Sometimes, the most preposterous or impossible scenes are not ones that require months of intense training, ambulance crews in their hundreds, or millions of dollars in money. Such is the case in Star Wars: The Force Awakens when wasteland scavenger and future Jedi warrior Rey (Daisy Ridley) settles down for her evening meal.

The brief sequence sees Rey return to her makeshift home after earning her daily portion of bread, which begins as powder and water and inflates before our eyes into a full, nutritious miniature loaf. Such effects would take mere moments for the Star Wars digital effects team, who pioneered the form on the prequel trilogy. However, visual effects supervisor Chris Corbould wanted something more tangible—in keeping with the sequel trilogy’s efforts to recapture many of the practical effects that defined the original Star Wars movies.

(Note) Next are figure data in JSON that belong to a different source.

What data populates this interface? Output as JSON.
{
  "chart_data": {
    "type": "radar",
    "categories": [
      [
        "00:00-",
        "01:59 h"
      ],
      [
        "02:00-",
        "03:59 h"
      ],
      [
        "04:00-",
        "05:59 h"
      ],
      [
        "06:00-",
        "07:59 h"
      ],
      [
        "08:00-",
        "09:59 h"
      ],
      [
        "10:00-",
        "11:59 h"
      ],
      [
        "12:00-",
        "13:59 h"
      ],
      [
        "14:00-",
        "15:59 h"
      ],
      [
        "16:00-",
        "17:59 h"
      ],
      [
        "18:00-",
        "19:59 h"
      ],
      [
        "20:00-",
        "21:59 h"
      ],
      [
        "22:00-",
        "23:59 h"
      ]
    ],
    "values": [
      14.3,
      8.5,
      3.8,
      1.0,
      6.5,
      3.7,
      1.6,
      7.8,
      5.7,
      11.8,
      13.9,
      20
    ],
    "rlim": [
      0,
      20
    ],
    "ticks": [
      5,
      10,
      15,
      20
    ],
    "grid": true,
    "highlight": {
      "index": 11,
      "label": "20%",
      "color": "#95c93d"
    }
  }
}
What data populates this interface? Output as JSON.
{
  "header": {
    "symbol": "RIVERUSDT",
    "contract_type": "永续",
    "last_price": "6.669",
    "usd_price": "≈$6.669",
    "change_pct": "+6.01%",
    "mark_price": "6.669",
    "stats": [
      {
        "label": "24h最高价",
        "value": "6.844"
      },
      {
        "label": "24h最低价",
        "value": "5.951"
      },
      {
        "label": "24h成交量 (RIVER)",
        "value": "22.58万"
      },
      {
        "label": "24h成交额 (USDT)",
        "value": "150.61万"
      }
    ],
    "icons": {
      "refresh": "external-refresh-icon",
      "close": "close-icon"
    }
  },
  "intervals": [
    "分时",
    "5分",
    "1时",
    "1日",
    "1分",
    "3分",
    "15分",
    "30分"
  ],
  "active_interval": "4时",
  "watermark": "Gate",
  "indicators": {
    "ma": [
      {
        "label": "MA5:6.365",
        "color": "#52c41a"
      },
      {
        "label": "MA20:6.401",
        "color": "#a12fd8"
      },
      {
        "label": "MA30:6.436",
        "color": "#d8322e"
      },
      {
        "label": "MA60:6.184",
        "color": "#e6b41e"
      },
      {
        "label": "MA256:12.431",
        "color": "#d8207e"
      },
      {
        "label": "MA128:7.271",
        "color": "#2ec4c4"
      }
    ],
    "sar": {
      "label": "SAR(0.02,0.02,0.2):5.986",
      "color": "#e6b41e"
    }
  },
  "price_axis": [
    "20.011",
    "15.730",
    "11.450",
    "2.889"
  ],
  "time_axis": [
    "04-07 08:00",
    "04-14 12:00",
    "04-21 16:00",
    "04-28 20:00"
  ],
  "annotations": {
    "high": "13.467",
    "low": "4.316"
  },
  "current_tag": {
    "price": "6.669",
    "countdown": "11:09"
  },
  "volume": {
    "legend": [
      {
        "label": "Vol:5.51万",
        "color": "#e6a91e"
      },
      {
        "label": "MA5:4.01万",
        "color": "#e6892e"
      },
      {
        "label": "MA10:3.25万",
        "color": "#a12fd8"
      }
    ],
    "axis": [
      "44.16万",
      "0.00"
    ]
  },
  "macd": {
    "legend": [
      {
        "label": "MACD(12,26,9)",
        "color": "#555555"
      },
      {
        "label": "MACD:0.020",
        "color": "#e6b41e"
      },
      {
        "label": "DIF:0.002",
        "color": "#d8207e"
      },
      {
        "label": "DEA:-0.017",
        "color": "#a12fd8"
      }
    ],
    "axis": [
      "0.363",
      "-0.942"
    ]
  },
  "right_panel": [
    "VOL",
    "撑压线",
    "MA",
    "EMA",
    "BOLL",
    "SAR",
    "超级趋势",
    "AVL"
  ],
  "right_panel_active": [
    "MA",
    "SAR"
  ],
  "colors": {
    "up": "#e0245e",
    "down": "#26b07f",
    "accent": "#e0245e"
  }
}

Thus, he spent three months molding a custom, genuinely inflatable bread. To make it rise in real time, he deflated the bread under liquid before slowly inflating it on camera while sucking out the accompanying water with a vacuum pump. Such an elaborate process may not have been necessary or strictly worth the time it took to create, but it made this such a curiously memorable scene.[9]

1 Bowling for Turkeys: Kingpin (1996)

The Farrelly brothers’ sports comedy Kingpin offers up an unimpeachable premise: Woody Harrelson and Bill Murray as old bowling pros caught in a years-long rivalry. Needless to say, hilarity ensues.

Now, this isn’t the type of film one would normally expect any surprising, never mind impossible, scenes to be shot for. Yet, the big showstopper in which Murray bowls a turkey on the lanes—three strikes in a row, to you or I—really did happen. Despite the Farrellys assuming Murray didn’t have such a series of shots in him and fully intending to recut the footage to make it merely look as if he did, the first three shots he rolled on camera each got a strike.

Bobby Farrelly had instructed the packed crowd to go wild for each shot, whatever the outcome, but he needn’t have bothered. With each strike, the crowd got louder and wilder, and on the game-winning triple, everyone went absolutely nuts, with Murray himself dropping prone and spinning himself 360 degrees on the floor, shouting, “I’m the greatest!”[10]